Are Austrians Really Opposed to Central Planning?


This seems like a really stupid question to ask. I mean, after all, Ludwig von Mises wrote an entire treatise on the complete impossibility of economic central planning, and went on to call it “Planned Chaos”, the title of another of Mises’ brilliant works.

Murray Rothbard later expanded on Mises’ overall insights, particularly in the area of monopoly, and production theory. In political theory, Murray Rothbard was, make no mistake about it, what we consider to be an Anarchist today.1 He believed that the State could be and should be utterly abolished. To those who say that the State is required by the very nature of man because man is by necessity a societal being, Murray Rothbard had this to say:

A common defense of the State holds that man is a "social animal,"
that he must live in society, and that individualists and libertarians believe
in the existence of "atomistic individuals" uninfluenced by and unrelated
to their fellow men. But no libertarians have ever held individuals to be
isolated atoms; on the contrary, all libertarians have recognized the
necessity and the enormous advantages of living in society, and of
participating in the social division of labor. The great non sequitur
committed by defenders of the State, including classical Aristotelian and
Thomist philosophers, is to leap from the necessity of society to the
necessity of the State. On the contrary, as we have indicated, the State is
an antisocial instrument, crippling voluntary interchange, individual
creativity, and the division of labor. "Society" is a convenient label for
the voluntary interrelations of individuals, in peaceful exchange and on
the market. Here we may point to Albert Jay Nock’s penetrating distinc-
tion between "social power"-the fruits of voluntary interchange in the economy and in civilization-and "State power," the coercive interference
and exploitation of those fruits. In that light, Nock showed that human
history is basically a race between State power and social power, between
the beneficent fruits of peaceful and voluntary production and creativity
on the one hand, and the crippling and parasitic blight of State power
upon the voluntary and productive social process. All of the services
commonly thought to require the State-from the coining of money to
police protection to the development of law in defense of the rights of
person and property-can be and have been supplied far more efficiently
and certainly more morally by private persons. The State is in no sense
required by the nature of man; quite the contrary2

This is one of many gems in Murray Rothbard’s writings, and it is in this writing that we find our first real problem with the common concept of central economic planning; the question is virtually never asked, “what is the center of society?” Austrian economist Ludwig von Mises answered that question through his discussion of Praxeology. He pointed out (quite correctly) that only individuals act or are capable of acting, that individuals by necessity come before society. Drawing upon this insight, as well as the insight that Rothbard has given us, i.e., that “Society” is nothing more than a convenient label for the voluntary interrelations of individuals in peaceful exchange, we can safely conclude therefore that Austrians not only support central economic planning, but call for it almost religiously.
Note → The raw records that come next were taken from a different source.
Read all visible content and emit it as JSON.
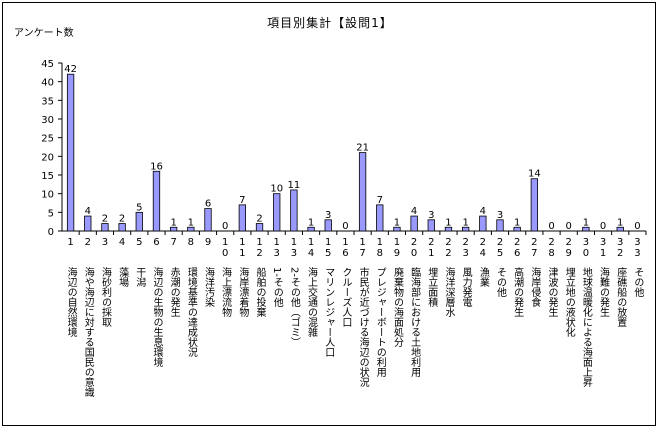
{
  "chart_data": {
    "type": "bar",
    "title": "項目別集計【設問1】",
    "ylabel": "アンケート数",
    "xlabel": "",
    "ylim": [
      0,
      45
    ],
    "ytick_step": 5,
    "grid": false,
    "legend": "none",
    "bar_color": "#9999ff",
    "bar_border": "#000000",
    "categories": [
      {
        "num": "1",
        "label": "海辺の自然環境"
      },
      {
        "num": "2",
        "label": "海や海辺に対する国民の意識"
      },
      {
        "num": "3",
        "label": "海砂利の採取"
      },
      {
        "num": "4",
        "label": "藻場"
      },
      {
        "num": "5",
        "label": "干潟"
      },
      {
        "num": "6",
        "label": "海辺の生物の生息環境"
      },
      {
        "num": "7",
        "label": "赤潮の発生"
      },
      {
        "num": "8",
        "label": "環境基準の達成状況"
      },
      {
        "num": "9",
        "label": "海洋汚染"
      },
      {
        "num": "10",
        "label": "海上漂流物"
      },
      {
        "num": "11",
        "label": "海岸漂着物"
      },
      {
        "num": "12",
        "label": "船舶の投棄"
      },
      {
        "num": "13",
        "label": "1-その他"
      },
      {
        "num": "13",
        "label": "2-その他（ゴミ）"
      },
      {
        "num": "14",
        "label": "海上交通の混雑"
      },
      {
        "num": "15",
        "label": "マリンレジャー人口"
      },
      {
        "num": "16",
        "label": "クルーズ人口"
      },
      {
        "num": "17",
        "label": "市民が近づける海辺の状況"
      },
      {
        "num": "18",
        "label": "プレジャーボートの利用"
      },
      {
        "num": "19",
        "label": "廃棄物の海面処分"
      },
      {
        "num": "20",
        "label": "臨海部における土地利用"
      },
      {
        "num": "21",
        "label": "埋立面積"
      },
      {
        "num": "22",
        "label": "海洋深層水"
      },
      {
        "num": "23",
        "label": "風力発電"
      },
      {
        "num": "24",
        "label": "漁業"
      },
      {
        "num": "25",
        "label": "その他"
      },
      {
        "num": "26",
        "label": "高潮の発生"
      },
      {
        "num": "27",
        "label": "海岸侵食"
      },
      {
        "num": "28",
        "label": "津波の発生"
      },
      {
        "num": "29",
        "label": "埋立地の液状化"
      },
      {
        "num": "30",
        "label": "地球温暖化による海面上昇"
      },
      {
        "num": "31",
        "label": "海難の発生"
      },
      {
        "num": "32",
        "label": "座礁船の放置"
      },
      {
        "num": "33",
        "label": "その他"
      }
    ],
    "values": [
      42,
      4,
      2,
      2,
      5,
      16,
      1,
      1,
      6,
      0,
      7,
      2,
      10,
      11,
      1,
      3,
      0,
      21,
      7,
      1,
      4,
      3,
      1,
      1,
      4,
      3,
      1,
      14,
      0,
      0,
      1,
      0,
      1,
      0
    ]
  }
}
This almost sounds like a non sequitur (which I will be accused of I’m sure) at first glance, but I can assure you that it is not. The problem with the current, popular definition of Central Economic Planning is that it declares the State to be the center of society. As Rothbard pointed out in the above quote, however, the State is an inherently anti-social entity that cripples society by crippling voluntary exchange. On the contrary, the State is not the center of society, nor does it exist within society. The State is nothing more than an external force imposing its will upon society.

Using the above insights, we are prepared now to redefine the term Central Economic Planning. Central Economic Planning is that system in which all of the production in Society is controlled and maintained by all of the individuals of society through peaceful exchange.

I am well aware of the fact that I will be accused of redefinition for ideological reasons, but my reasons for redefining the term Central Economic Planning are far from ideological. The reason I am defining the term Central Economic Planning as such is because it is the only definition that fits the facts.

Using all of the above, we can safely conclude that it is not Central Economic Planning that Austrians such as Mises and Rothbard rejected, it was “External Planning”, that they rejected, and that is exactly what a State planned economy is; External Planning.